This afternoon, Joshua and I attended the matinee performance of Rossini’s opera seria, “Tancredi”, presented by Opera Boston.
“Tancredi” is a noble work, with a noble score, and I did not want to miss a rare opportunity to attend a stage presentation of the work.
Ewa Podles sang the role of Tancredi, and she provided the only enjoyment of the afternoon.
Podles has a remarkable contralto voice, a voice of great power, depth and range (three octaves). Podles is not a particularly subtle artist, but she is a unique one.
Josh and I last heard Podles precisely three years ago, when she appeared in Rossini’s “La Donna Del Lago” presented by Minnesota Opera. Her voice has lost some of its gleam over the last three years, but she still possesses a remarkable instrument.
The performance itself was a trial to endure.

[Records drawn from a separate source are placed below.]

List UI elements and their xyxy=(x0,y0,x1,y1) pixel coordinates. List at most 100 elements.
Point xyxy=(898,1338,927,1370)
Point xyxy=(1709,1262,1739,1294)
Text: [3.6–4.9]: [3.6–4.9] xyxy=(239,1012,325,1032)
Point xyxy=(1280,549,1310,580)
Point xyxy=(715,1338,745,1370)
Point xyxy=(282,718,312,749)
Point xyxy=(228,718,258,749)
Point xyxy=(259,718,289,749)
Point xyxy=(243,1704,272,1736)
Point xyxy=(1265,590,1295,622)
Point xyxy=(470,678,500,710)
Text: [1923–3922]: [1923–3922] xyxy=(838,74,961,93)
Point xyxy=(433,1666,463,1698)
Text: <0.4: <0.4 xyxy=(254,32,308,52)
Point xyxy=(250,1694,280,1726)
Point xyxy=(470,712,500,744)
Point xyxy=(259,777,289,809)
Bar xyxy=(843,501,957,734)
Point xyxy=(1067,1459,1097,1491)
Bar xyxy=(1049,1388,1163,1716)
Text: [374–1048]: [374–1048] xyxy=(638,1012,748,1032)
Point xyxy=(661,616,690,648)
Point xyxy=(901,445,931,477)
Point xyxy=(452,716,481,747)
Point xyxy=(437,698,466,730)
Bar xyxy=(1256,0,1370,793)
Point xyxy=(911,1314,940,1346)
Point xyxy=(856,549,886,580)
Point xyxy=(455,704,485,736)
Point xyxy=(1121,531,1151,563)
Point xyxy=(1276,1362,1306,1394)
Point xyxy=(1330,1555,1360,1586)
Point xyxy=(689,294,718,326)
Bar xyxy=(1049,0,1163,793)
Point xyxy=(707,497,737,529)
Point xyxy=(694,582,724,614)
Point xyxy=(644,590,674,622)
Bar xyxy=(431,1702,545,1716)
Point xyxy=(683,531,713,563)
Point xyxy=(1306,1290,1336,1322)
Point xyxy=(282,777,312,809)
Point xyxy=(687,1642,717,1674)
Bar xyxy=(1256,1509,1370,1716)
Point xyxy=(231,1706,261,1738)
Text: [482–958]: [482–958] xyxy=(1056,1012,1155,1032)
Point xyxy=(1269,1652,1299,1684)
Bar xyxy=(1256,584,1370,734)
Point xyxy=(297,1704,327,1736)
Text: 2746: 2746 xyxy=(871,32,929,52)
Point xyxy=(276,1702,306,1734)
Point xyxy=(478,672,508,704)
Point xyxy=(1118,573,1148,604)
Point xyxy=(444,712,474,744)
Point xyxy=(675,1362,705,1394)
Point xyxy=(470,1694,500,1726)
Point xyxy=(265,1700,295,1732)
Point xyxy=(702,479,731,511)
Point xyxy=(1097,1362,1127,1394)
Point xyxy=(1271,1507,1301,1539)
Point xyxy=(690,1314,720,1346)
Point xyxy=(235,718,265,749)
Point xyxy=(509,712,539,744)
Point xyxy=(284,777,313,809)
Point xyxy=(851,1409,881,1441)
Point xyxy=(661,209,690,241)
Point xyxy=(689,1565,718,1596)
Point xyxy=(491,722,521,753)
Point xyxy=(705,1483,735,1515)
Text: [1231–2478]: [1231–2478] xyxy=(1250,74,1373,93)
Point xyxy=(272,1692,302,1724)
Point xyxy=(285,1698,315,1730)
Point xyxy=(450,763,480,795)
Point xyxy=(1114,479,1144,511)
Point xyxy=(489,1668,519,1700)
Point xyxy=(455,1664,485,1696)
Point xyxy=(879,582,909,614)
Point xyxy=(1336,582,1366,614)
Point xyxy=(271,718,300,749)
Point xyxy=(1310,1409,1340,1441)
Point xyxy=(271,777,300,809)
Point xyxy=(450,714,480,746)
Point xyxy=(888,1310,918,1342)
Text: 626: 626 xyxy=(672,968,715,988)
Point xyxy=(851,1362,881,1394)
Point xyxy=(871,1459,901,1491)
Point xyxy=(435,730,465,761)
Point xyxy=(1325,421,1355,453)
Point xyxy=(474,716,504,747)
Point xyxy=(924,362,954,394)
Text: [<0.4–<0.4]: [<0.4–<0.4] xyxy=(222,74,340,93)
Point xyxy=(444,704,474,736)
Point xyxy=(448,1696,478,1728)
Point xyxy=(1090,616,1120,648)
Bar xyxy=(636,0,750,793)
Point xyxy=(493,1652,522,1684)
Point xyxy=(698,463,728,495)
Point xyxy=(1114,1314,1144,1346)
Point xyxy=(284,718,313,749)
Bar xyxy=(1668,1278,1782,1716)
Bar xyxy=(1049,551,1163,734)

We do not live in an age of Rossini conductors, but Opera Boston should have engaged a conductor more suited to Rossini than Gil Rose, Music Director of Opera Boston, who clearly found nothing of interest in the score. The music did not come alive for a single moment in what proved to be a very long afternoon.
Opera Boston utilizes a pick-up orchestra, and the results were about what one might expect. Since Rossini’s orchestra is smaller than the orchestra of Weber, and Rossini’s orchestral writing much less complicated than Weber’s, today’s playing was not as shockingly bad as the playing in last year’s “Der Freischutz”, which had to be heard to be believed. Nonetheless, the orchestra’s work today provided no pleasure whatsoever.
None of the other singers was at Podles’s level. Podles overpowered every other singer on stage, including the poor young woman who sang Amenaide (who was blown away by Podles in their duets).
Opera Boston apparently has very little money. The “Tancredi” production was bare-boned, the stage direction elementary if not amateur (and entirely lame). It was all very listless. I was surprised that the company did not make more of an effort to provide a suitable setting for one of Rossini’s most inspired works.
The costumes were particularly unflattering as well as cheap-looking to an extraordinary degree. They looked off-the-rack from J.C. Penney.
The company should have settled for a concert presentation of the score.
Opera Boston needs to reduce its ticket prices. The public is not getting its money’s worth.
Ticket prices for “Tancredi” ranged from $29.00 to $132.00 per seat, five times more than the quality of the company’s presentation warranted. More irritating still was a $7.00 per ticket transaction fee and $2.00 order fee tacked on to each purchase.
Today’s performance was not well-attended—we observed lots of empty seats—and I suspect a good portion of the opera patrons that were present this afternoon had been issued complimentary tickets.
I am told that the Boston Symphony and The Handel And Haydn Society are papering their halls like crazy these days.
I suspect Opera Boston has been reduced to the same practice.
Ticket sales for “Tancredi” have been so poor that this coming Tuesday night’s performance, the final night of the “Tancredi” run, will play to a near-empty house if paying patrons—and only paying patrons—are in attendance.